C’est la Fédération internationale de football (FIFA) qui décidera si Ahmad peut briguer un deuxième mandat à la présidence de la Confédération africaine de football (CAF) le 12 mars 2021 à Rabat. Le gouvernement (Comité exécutif) de la CAF a en effet décidé que c’est à la FIFA de trancher au sujet de l’éligibilité du Malgache. L’actuel patron du foot africain venait pourtant d’avoir le feu vert de la Commission de gouvernance de la CAF.

Il y a désormais très peu de chances de voir Ahmad briguer sa propre succession à la tête du foot africain. Son éligibilité pour les élections du 12 mars 2021 dépendra en effet d’une décision de la Fédération internationale de football (FIFA). Une FIFA dont le Comité d’éthique avait suspendu le Malgache pour cinq ans, en novembre dernier. Et qui ne risque pas de changer d’avis au sujet de la probité du président de la Confédération africaine de football (CAF).

Rétabli au moins temporairement dans cette fonction par le Tribunal arbitral du sport (TAS), Ahmad a vécu une véritable douche froide, ce 6 février 2021 à Yaoundé. Alors que la Commission de gouvernance de la CAF, chargée d’étudier les dossiers des candidats, venait de le déclarer éligible pour le scrutin de mars, le « gouvernement » de la CAF (Comité exécutif) a, lui, décidé de ne pas suivre cet avis, en vertu de l’article 44 des statuts de l’institution. Celui-ci stipule en effet que la Commission de gouvernance « conseille » le Comité exécutif (ComEx) mais que ses décisions ne sont pas forcément souveraines par rapport à celles du ComEx.

Des débats très houleux

Différentes sources s’accordent à dire que la réunion du Comité exécutif, ce samedi, a été très houleuse. Ses membres ont discuté du rôle de la FIFA dans les futures élections. La Commission de contrôle de la FIFA, qui a d’ores et déjà validé les dossiers de l’Ivoirien Jacques Anouma, du Sud-Africain Patrice Motsepe, du Sénégalais Augustin Senghor et du Mauritanien Ahmed Yahya, doit-elle primer sur la Commission de gouvernance de la CAF ? Le ComEx a décidé que oui, à l’issue d’un débat orageux… D’un report des élections du 12 mars, pour qu’Ahmad ait le temps de clarifier sa situation auprès de la FIFA, il n’aurait en revanche jamais vraiment été question.
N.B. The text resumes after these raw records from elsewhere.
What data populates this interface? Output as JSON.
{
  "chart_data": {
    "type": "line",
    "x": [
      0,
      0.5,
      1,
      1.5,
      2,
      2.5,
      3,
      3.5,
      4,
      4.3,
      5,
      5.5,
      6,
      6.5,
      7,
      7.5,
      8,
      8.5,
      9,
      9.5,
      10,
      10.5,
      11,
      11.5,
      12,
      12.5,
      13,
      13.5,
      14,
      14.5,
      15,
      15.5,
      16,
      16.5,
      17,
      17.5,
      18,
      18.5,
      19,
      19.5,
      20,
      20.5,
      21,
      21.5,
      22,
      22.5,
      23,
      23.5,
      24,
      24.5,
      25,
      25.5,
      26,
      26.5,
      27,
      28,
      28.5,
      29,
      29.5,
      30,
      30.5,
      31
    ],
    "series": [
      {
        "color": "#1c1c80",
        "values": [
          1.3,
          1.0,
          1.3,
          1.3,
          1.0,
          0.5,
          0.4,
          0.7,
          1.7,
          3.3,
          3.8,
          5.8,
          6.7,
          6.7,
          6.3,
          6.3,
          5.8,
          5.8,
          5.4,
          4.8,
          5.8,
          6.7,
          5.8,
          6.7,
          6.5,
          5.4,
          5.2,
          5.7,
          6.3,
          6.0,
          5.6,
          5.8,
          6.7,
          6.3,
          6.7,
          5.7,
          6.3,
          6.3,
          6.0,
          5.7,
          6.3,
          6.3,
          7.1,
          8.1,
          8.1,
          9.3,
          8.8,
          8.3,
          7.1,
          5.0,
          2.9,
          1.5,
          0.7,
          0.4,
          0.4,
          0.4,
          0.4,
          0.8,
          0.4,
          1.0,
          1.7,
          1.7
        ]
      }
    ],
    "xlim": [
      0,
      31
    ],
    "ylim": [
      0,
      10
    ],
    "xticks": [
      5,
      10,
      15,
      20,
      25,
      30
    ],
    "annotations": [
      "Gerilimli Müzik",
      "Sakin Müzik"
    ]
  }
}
Dans le camp d’Ahmad, c’est en tout cas la stupeur. Le Tribunal arbitral du sport va se pencher sur la suspension de cinq ans infligée au Malgache. Ce sera le 2 mars prochain. D’ici là, il y a très peu de chance que la Commission de contrôle de la FIFA l’autorise à se re-présenter à la présidence de la CAF.